Die Änderungen an Grafik- und Audio-Treiber bringen vielleicht keine grandiosen Verbesserungen, sind aber weitere Bausteine, die Linux für den Einsatz auf Heim- oder Multimedia-PCs verbessern. Die Optimierungen an Btrfs, SMB2-Unterstüzung sowie NAT für IPv6 dürften so manchen Hobby- oder Berufs-Admin ansprechen; zudem hat TCP Fast Open das Potenzial, das Internetsurfen ein wenig flotter zu machen. Die bedeutsamsten Änderungen sind aber der Multiplatform-Support für 32-Bit-ARM-Plattformen und die Unterstützung für ARM64 – schließlich geht es hier um die Geräte, die wir in den nächsten Jahren in unseren Hosentaschen und vielleicht in manchen Rechenzentren haben.

Direkt nach der Freigabe von Linux 3.7 beginnt nun das Merge Window, in dem die Kernel-Entwickler den Großteil der Änderungen für die darauf folgende Linux-Version in den Hauptentwicklungszweig integrieren. Das typischerweise zwei Wochen lange Merge Window soll diesmal an Heiligabend oder vielleicht auch einige Tage davor enden, wie Torvalds bei der Freigabe von 3.7 erklärte.

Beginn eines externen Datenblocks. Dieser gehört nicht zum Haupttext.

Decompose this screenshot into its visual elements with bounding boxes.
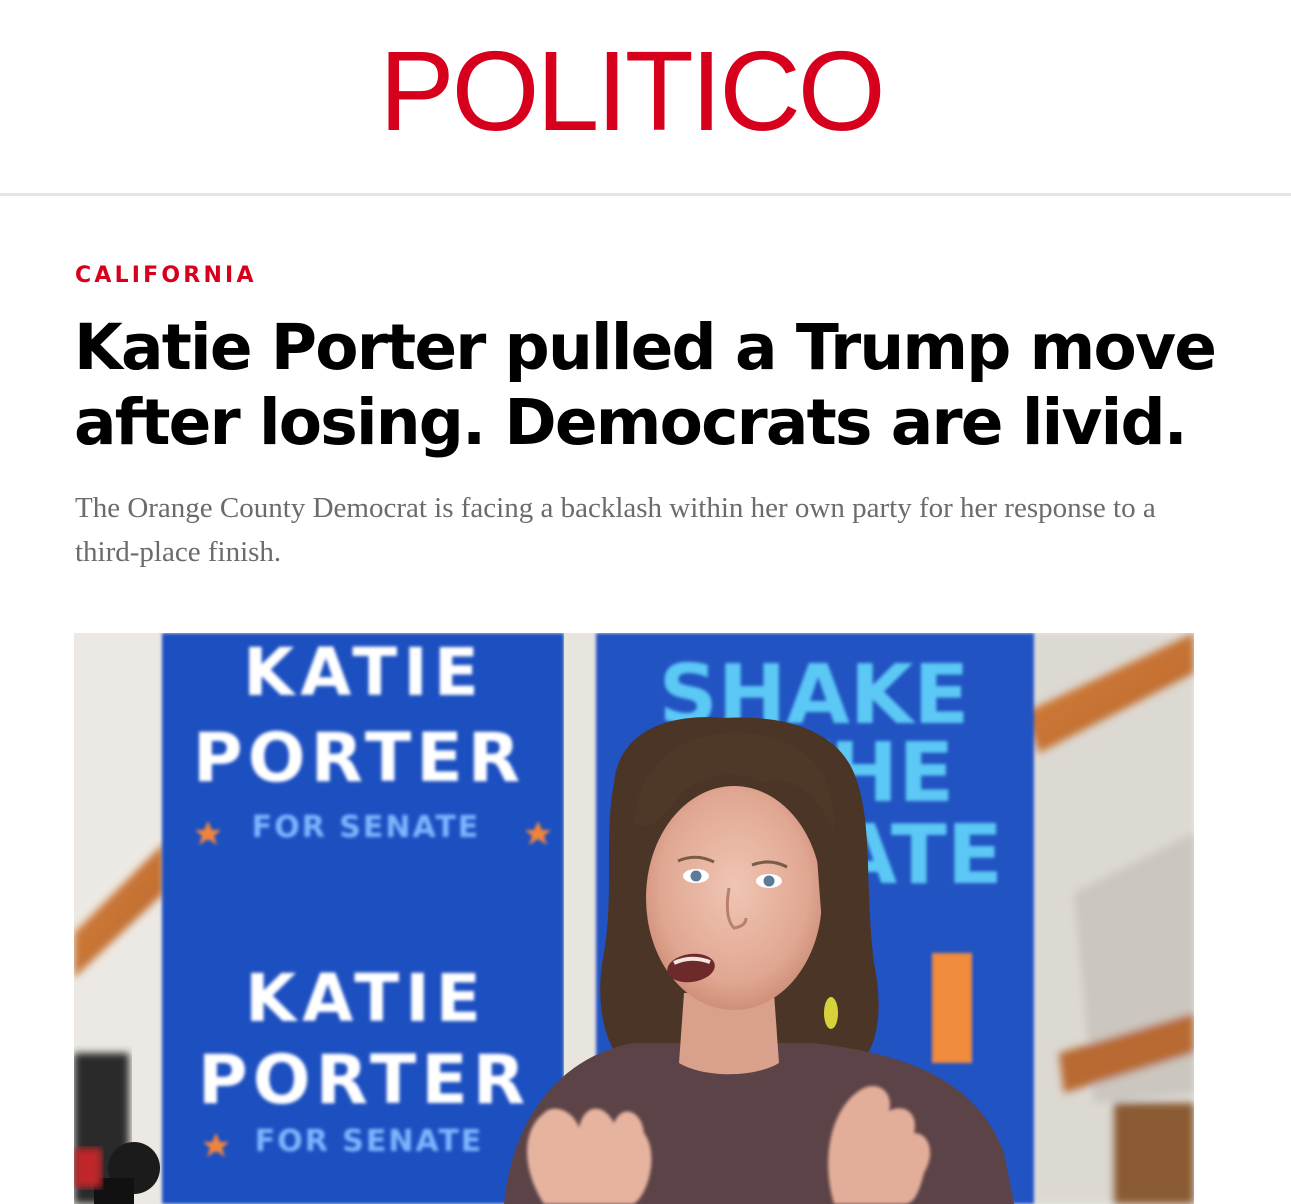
politico-logo[interactable]: POLITICO: [0, 35, 1262, 148]
section-label[interactable]: CALIFORNIA: [75, 263, 257, 289]
article-headline: Katie Porter pulled a Trump move after l…: [74, 311, 1217, 459]
sign-left-line3: FOR SENATE: [252, 810, 481, 845]
sign-left-line2: PORTER: [193, 719, 525, 798]
article-dek: The Orange County Democrat is facing a b…: [75, 492, 1156, 568]
lead-photo-image: KATIE PORTER FOR SENATE KATIE PORTER FOR…: [74, 633, 1194, 1204]
sign-left-line1: KATIE: [243, 634, 485, 711]
sign-left-lower-line3: FOR SENATE: [255, 1124, 484, 1159]
masthead: POLITICO: [0, 0, 1291, 196]
sign-left-lower-line1: KATIE: [245, 960, 487, 1037]
lead-photo[interactable]: KATIE PORTER FOR SENATE KATIE PORTER FOR…: [74, 633, 1194, 1204]
sign-left-lower-line2: PORTER: [198, 1041, 530, 1120]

Zur Aufnahme liegt unter anderem die Erweiterung kmem für den Cgroup-Controller memory bereit. Sie kann den Speicherverbrauch limitieren, den der Kernel für einen Prozess belegt. Bei passend konfigurierten Limits kann der Kernel dadurch eine mit der Shell ausgeführte "Fork-Bombe" im Zaum halten; bislang können Anwender ohne Root-Rechte damit so viel Last erzeugen, dass ein Linux-System komplett zum Stillstand kommt. Details zu kmem erläutern die Beschreibung der Patches und die Dokumentation.

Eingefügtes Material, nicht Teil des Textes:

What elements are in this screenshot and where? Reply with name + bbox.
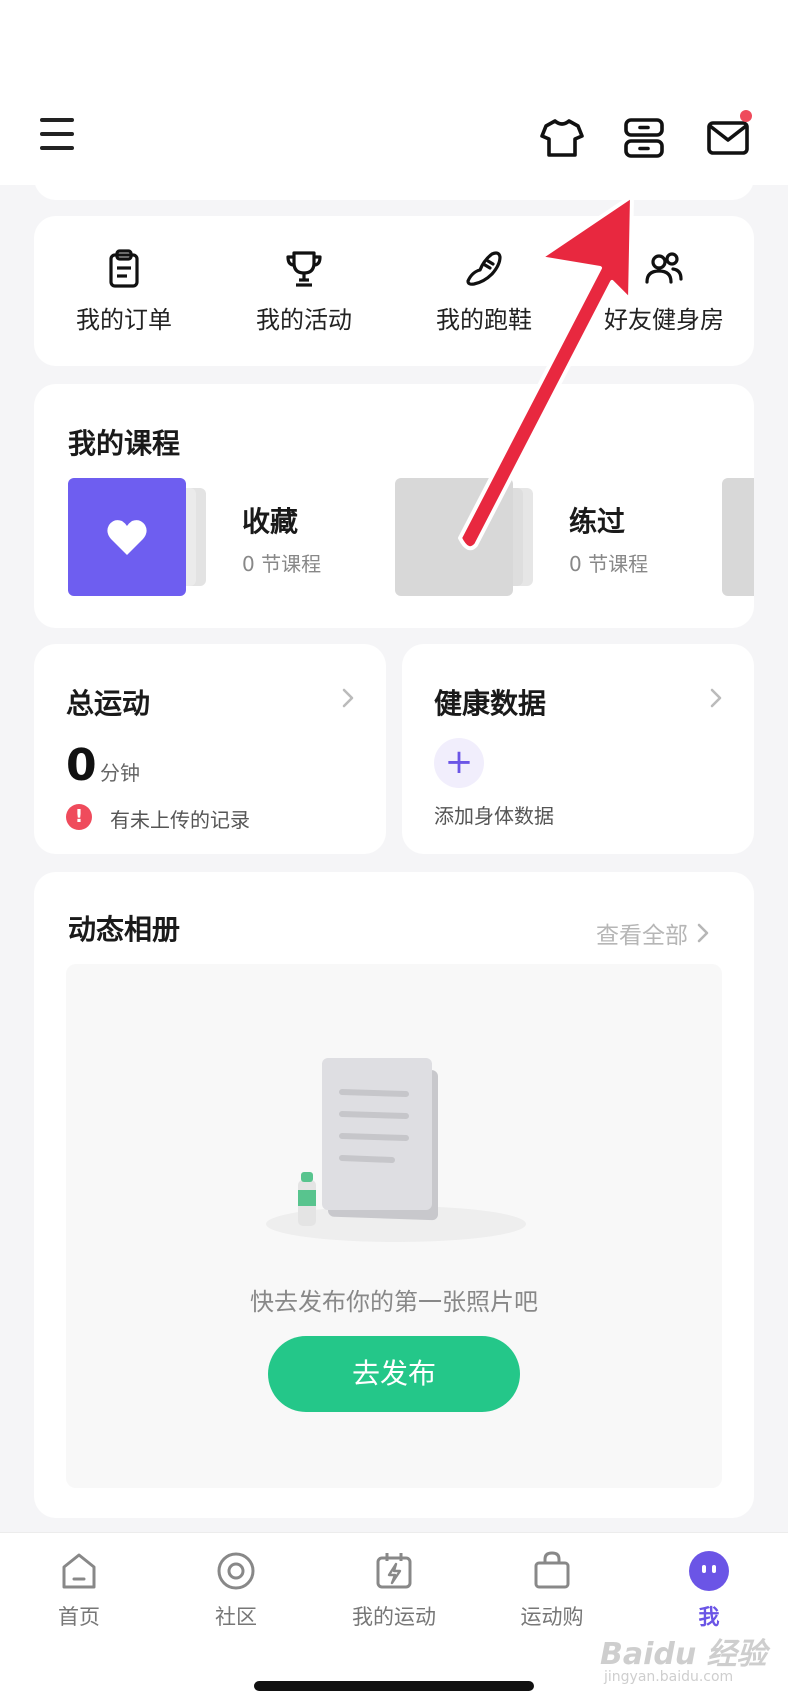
shortcut-label: 好友健身房 xyxy=(604,306,724,334)
shopping-bag-icon xyxy=(534,1551,570,1589)
section-title: 我的课程 xyxy=(68,427,181,460)
shortcut-my-shoes[interactable]: 我的跑鞋 xyxy=(394,216,574,366)
exercise-minutes: 0 xyxy=(66,740,97,791)
bottom-tab-bar: 首页 社区 我的运动 运动购 我 Baidu 经验 jingyan.baidu.… xyxy=(0,1532,788,1706)
tab-home[interactable]: 首页 xyxy=(19,1549,139,1631)
shortcuts-card: 我的订单 我的活动 我的跑鞋 好友健身房 xyxy=(34,216,754,366)
add-body-data-button[interactable]: + xyxy=(434,738,484,788)
tab-community[interactable]: 社区 xyxy=(176,1549,296,1631)
clipboard-icon xyxy=(109,249,139,288)
mail-icon[interactable] xyxy=(704,110,752,162)
tab-shop[interactable]: 运动购 xyxy=(492,1549,612,1631)
photo-album-card: 动态相册 查看全部 快去发布你的第一张照片吧 去发布 xyxy=(34,872,754,1518)
tab-my-sports[interactable]: 我的运动 xyxy=(334,1549,454,1631)
shortcut-label: 我的跑鞋 xyxy=(436,306,532,334)
course-favorites[interactable]: 收藏 0 节课程 xyxy=(68,478,368,596)
section-title: 总运动 xyxy=(66,687,151,720)
warning-text: 有未上传的记录 xyxy=(110,808,250,832)
heart-icon xyxy=(107,520,147,555)
profile-card-edge xyxy=(34,170,754,200)
course-next-peek[interactable] xyxy=(722,478,754,596)
tab-label: 我 xyxy=(698,1605,720,1629)
community-icon xyxy=(217,1552,255,1590)
shortcut-my-activities[interactable]: 我的活动 xyxy=(214,216,394,366)
view-all-label: 查看全部 xyxy=(596,923,688,949)
server-icon[interactable] xyxy=(620,114,668,162)
course-count: 0 节课程 xyxy=(569,552,649,576)
friends-icon xyxy=(645,252,683,284)
hamburger-menu-icon[interactable] xyxy=(40,118,80,158)
view-all-link[interactable]: 查看全部 xyxy=(596,916,714,950)
baidu-watermark: Baidu 经验 xyxy=(600,1637,767,1672)
chevron-right-icon xyxy=(710,688,722,708)
home-indicator xyxy=(254,1681,534,1691)
my-courses-card: 我的课程 收藏 0 节课程 练过 0 节课程 xyxy=(34,384,754,628)
tab-label: 运动购 xyxy=(520,1605,584,1629)
course-name: 练过 xyxy=(569,505,626,538)
shortcut-my-orders[interactable]: 我的订单 xyxy=(34,216,214,366)
calendar-bolt-icon xyxy=(376,1553,412,1589)
next-cover xyxy=(722,478,754,596)
total-exercise-card[interactable]: 总运动 0 分钟 ! 有未上传的记录 xyxy=(34,644,386,854)
tab-label: 社区 xyxy=(215,1605,257,1629)
section-title: 动态相册 xyxy=(68,913,181,946)
baidu-watermark-url: jingyan.baidu.com xyxy=(604,1669,734,1685)
album-empty-state: 快去发布你的第一张照片吧 去发布 xyxy=(66,964,722,1488)
trophy-icon xyxy=(286,251,322,287)
empty-document-illustration xyxy=(266,1058,526,1242)
exercise-unit: 分钟 xyxy=(100,761,140,785)
shoe-icon xyxy=(466,251,502,286)
course-name: 收藏 xyxy=(242,505,299,538)
tab-label: 我的运动 xyxy=(352,1605,436,1629)
tab-me[interactable]: 我 xyxy=(649,1549,769,1631)
shortcut-friends-gym[interactable]: 好友健身房 xyxy=(574,216,754,366)
practiced-cover xyxy=(395,478,513,596)
notification-badge xyxy=(740,110,752,122)
profile-face-icon xyxy=(689,1551,729,1591)
section-title: 健康数据 xyxy=(434,687,547,720)
publish-button[interactable]: 去发布 xyxy=(268,1336,520,1412)
alert-icon: ! xyxy=(66,804,92,830)
shirt-icon[interactable] xyxy=(538,114,586,162)
tab-label: 首页 xyxy=(58,1605,100,1629)
favorites-cover xyxy=(68,478,186,596)
top-bar xyxy=(0,0,788,185)
shortcut-label: 我的活动 xyxy=(256,306,352,334)
health-data-card[interactable]: 健康数据 + 添加身体数据 xyxy=(402,644,754,854)
shortcut-label: 我的订单 xyxy=(76,306,172,334)
empty-message: 快去发布你的第一张照片吧 xyxy=(250,1288,538,1316)
home-icon xyxy=(62,1553,96,1589)
add-body-data-label: 添加身体数据 xyxy=(434,804,554,828)
course-count: 0 节课程 xyxy=(242,552,322,576)
chevron-right-icon xyxy=(342,688,354,708)
course-practiced[interactable]: 练过 0 节课程 xyxy=(395,478,695,596)
chevron-right-icon xyxy=(697,923,709,943)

Die Kernel-Entwickler arbeiten außerdem darauf hin, die KonfigurationsoptionCONFIG_EXPERIMENTAL zu entfernen. Die musste man bislang auswählen, um als experimentell gekennzeichnete Kernel-Funktionen aktivieren zu können. Zahlreiche Funktionen sind so gekennzeichnet, obwohl sie in Distributionskerneln aktiviert sind und sich auf modernen Linux-Systemen tagtäglich bewähren. Dadurch habe die Option an Bedeutung verloren, wie der Text zum Vorhaben erläutert. Bei einzelnen Funktionen wurde die Abhängigkeit von CONFIG_EXPERIMENTAL bereits bei Linux 3.7 entfernt; der großer Schwung dürfte bei 3.8 folgen. Funktionen, die tatsächlich noch experimentell sind, sollen anders gekennzeichnet werden; etwa durch ein "(EXPERIMENTAL)" in der Kurzbeschreibung.

Diskutiert wird auch die Aufnahme einiger Funktionen, mit denen der Kernel automatisch Prozesse und die von ihnen verwendete Speicherbereiche beieinander hält. Das ist für Multiprozessorsysteme mit NUMA (Non-Uniform Memory Access) wichtig: Optimale Leistung erzielt ein Prozess dann, wenn er Speicher nutzt, der dem Speichercontroller des Prozessors zugeordnet ist, auf dem der Prozess laufen. Das vermeidet Overhead durch die Kommunikation zwischen Prozessoren bei der Nutzung "fremder" Speicherbereiche.

Mit AutoNuma und sched/numa werden seit mehreren Monaten zwei unterschiedliche Ansätze entwickelt. Die Verfechter der beiden Lösungen haben auf öffentlichen Mailinglisten teilweise heftig miteinander gezankt. Weitere Entwickler haben sich kürzlich eingeschaltet und weitere Patch-Sammlungen zu den Zweck erstellt. In dem Zug haben sich mittlerweile einige Grundfunktionen herauskristallisiert, die bei den verschiedenen Ansätzen identisch oder ähnlich waren. Sie dürften in eine der nächsten Kernel-Versionen einziehen, um darauf aufbauend nach der besten Herangehensweise für eine automatische Prozess-Platzierung durch den Kernel zu suchen.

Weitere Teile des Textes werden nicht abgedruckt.